Autores principais:Manso, João Pedro Real
Assunto:Recommender Systems Music Recommender Systems Collaborative Filtering K-nearest Neighbors
Ano:2020
País:Portugal
Tipo de documento:dissertação de mestrado
Tipo de acesso:acesso aberto
Instituição associada:Universidade Nova de Lisboa
Idioma:inglês
Origem:Repositório Institucional da UNL
Descrição
Resumo:The present dissertation focuses on proposing and describing a collaborative filtering approach for Music Recommender Systems. Music Recommender Systems, which are part of a broader class of Recommender Systems, refer to the task of automatically filtering data to predict the songs that are more likely to match a particular profile.

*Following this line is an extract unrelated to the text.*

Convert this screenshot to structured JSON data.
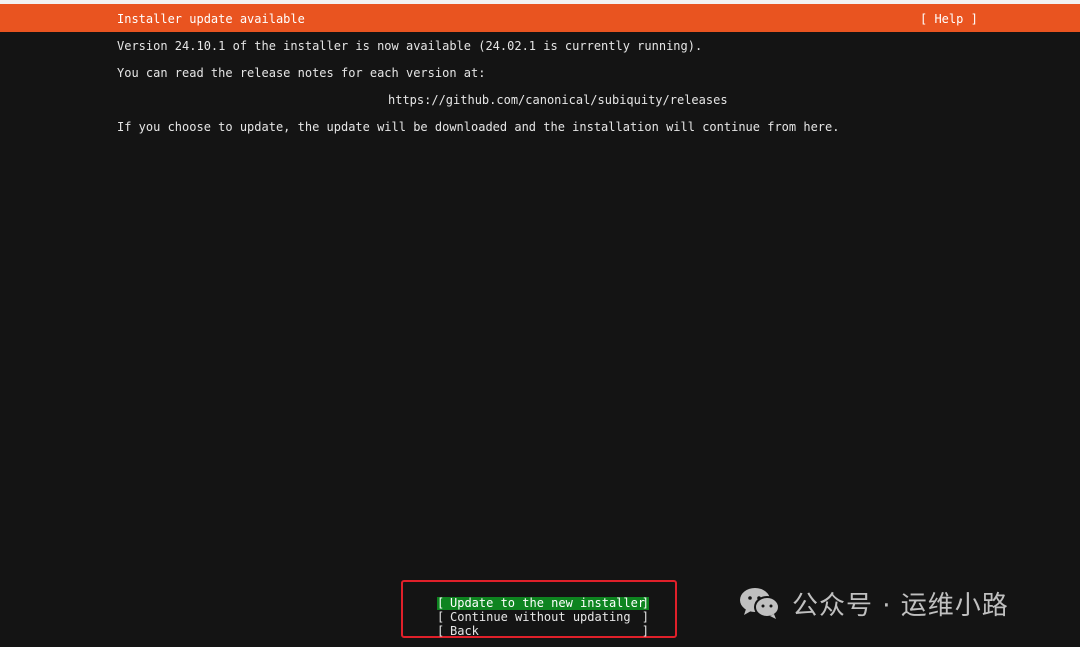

So far, academic researchers have proposed a variety of machine learning approaches for determining which tracks to recommend to users. The most sophisticated among them consist, often, on complex learning techniques which can also require considerable computational resources. However, recent research studies proved that more simplistic approaches based on nearest neighbors could lead to good results, often at much lower computational costs, representing a viable alternative solution to the Music Recommender System problem. Throughout this thesis, we conduct offline experiments on a freely-available collection of listening histories from real users, each one containing several different music tracks. We extract a subset of 10 000 songs to assess the performance of the proposed system, comparing it with a Popularity-based model approach. Furthermore, we provide a conceptual overview of the recommendation problem, describing the state-of-the-art methods, and presenting its current challenges. Finally, the last section is dedicated to summarizing the essential conclusions and presenting possible future improvements.